The biggest study ever to examine the value of the supplements suggests they convey only limited protection against broken bones. They failed to protect against most fractures in the mostly low-risk women, but seemed to offer some benefit against hip breaks among women over 60 and those who took the pills most faithfully.
The outcome could affect an enormous number of people, since an estimated 10 million Americans have break-prone bones thanks to osteoporosis. One of two women will suffer such a fracture in her lifetime.
Doctors, who have long taken the value of these supplements almost as an article of faith, tried to put the findings as positively as possible.
"We still do believe ... that maintaining an adequate calcium intake will lay the foundation for bone health," said lead author Dr. Rebecca Jackson at Ohio State University.
But some disappointment seeped out at the margins. The study is "not as ringing an endorsement of calcium as one might like," said one of the researchers, Dr. Norman Lasser at New Jersey Medical School.
The study's findings were published Thursday in The New England Journal of Medicine.
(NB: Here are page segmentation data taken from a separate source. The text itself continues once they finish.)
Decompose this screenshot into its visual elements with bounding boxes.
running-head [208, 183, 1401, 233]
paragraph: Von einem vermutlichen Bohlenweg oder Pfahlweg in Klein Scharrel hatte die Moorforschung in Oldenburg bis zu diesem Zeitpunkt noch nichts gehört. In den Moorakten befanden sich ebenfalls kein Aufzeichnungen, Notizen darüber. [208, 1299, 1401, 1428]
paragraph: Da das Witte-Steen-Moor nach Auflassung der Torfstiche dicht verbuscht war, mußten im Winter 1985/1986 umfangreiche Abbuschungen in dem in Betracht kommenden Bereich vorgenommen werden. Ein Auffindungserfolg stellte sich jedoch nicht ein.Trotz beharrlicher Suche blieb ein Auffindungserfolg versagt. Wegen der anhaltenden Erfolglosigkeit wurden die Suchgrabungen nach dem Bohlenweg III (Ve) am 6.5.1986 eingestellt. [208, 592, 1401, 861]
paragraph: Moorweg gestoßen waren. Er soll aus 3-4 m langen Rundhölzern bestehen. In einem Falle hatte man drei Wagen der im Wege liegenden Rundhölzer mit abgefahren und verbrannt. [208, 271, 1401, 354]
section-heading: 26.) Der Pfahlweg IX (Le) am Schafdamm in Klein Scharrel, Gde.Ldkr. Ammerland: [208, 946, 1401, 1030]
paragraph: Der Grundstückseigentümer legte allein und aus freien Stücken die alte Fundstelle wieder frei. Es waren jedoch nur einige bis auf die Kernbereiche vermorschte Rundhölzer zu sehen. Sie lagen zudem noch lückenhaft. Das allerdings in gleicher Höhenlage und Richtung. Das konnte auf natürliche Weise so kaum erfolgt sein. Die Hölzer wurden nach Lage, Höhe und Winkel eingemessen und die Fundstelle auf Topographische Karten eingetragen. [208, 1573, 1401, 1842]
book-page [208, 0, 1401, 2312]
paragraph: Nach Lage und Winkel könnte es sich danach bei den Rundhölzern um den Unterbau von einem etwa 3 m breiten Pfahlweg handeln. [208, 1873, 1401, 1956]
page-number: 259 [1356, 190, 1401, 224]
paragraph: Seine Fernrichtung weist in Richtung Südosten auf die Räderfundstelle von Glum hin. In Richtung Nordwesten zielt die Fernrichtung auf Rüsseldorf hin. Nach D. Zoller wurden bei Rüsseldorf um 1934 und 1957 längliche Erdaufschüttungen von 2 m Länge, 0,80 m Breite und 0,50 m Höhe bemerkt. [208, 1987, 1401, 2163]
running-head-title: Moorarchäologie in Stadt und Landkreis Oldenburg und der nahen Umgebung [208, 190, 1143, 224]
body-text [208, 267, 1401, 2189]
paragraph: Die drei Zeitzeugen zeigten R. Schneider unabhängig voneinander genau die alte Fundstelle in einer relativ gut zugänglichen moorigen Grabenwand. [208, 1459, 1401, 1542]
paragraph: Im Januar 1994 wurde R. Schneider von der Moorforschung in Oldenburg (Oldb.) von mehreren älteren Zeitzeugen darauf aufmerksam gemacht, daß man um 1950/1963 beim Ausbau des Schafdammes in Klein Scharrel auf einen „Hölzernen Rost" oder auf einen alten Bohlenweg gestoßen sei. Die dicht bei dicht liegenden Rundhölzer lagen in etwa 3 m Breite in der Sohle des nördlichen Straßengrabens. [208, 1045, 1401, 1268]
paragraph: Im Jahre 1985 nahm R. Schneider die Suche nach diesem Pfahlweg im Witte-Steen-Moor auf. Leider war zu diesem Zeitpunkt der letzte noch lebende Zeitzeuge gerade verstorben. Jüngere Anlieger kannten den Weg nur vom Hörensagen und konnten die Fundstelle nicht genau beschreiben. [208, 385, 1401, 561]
They were a long-awaited offshoot of the big national study of diet and hormone therapy known as the Women's Health Initiative.
For women older than 50, federal guidelines recommend 1,200 milligrams of bone-building calcium and 400-600 international units of vitamin D daily from diet and, if needed, supplements.
The seven-year study of 36,282 women ages 50 to 79 gave half the participants 1,000 milligrams of calcium and 400 units of vitamin D, while the other half took dummy pills.
However, many were also taking their own supplements before the research began, and they were allowed to keep doing so, whether they were assigned to the test group or the comparison group. These extra supplements may have helped the women stay healthy but ironically diluted the findings, since any benefit is harder to show against a backdrop of fewer fractures. Also, women in the study were taking hormone pills, likely further cutting the number of fractures.
The study showed better hip bone density in the group given supplements, but they ranked no better statistically in avoiding fractures of all kinds.
However, some benefit seemed apparent. Women over age 60 reduced their chances of hip fracture by 21 percent with the supplements. And those who took their supplements most regularly lowered their risk by 29 percent.
"There's probably a small benefit," said Dr. Joel Finkelstein, of Massachusetts General Hospital, who wrote an editorial to accompany the study. "It's a good start, but women at higher risk need to know it's not enough."
Many experts downplayed the meaning of the negative finding. Dr. Bess Dawson-Hughes, a Tufts University vitamin expert who helped shape the dietary guidelines, said they should remain unchanged for now.
"You put people who don't need it together with people who aren't taking it, and you find nothing — and that really isn't all that surprising," she said.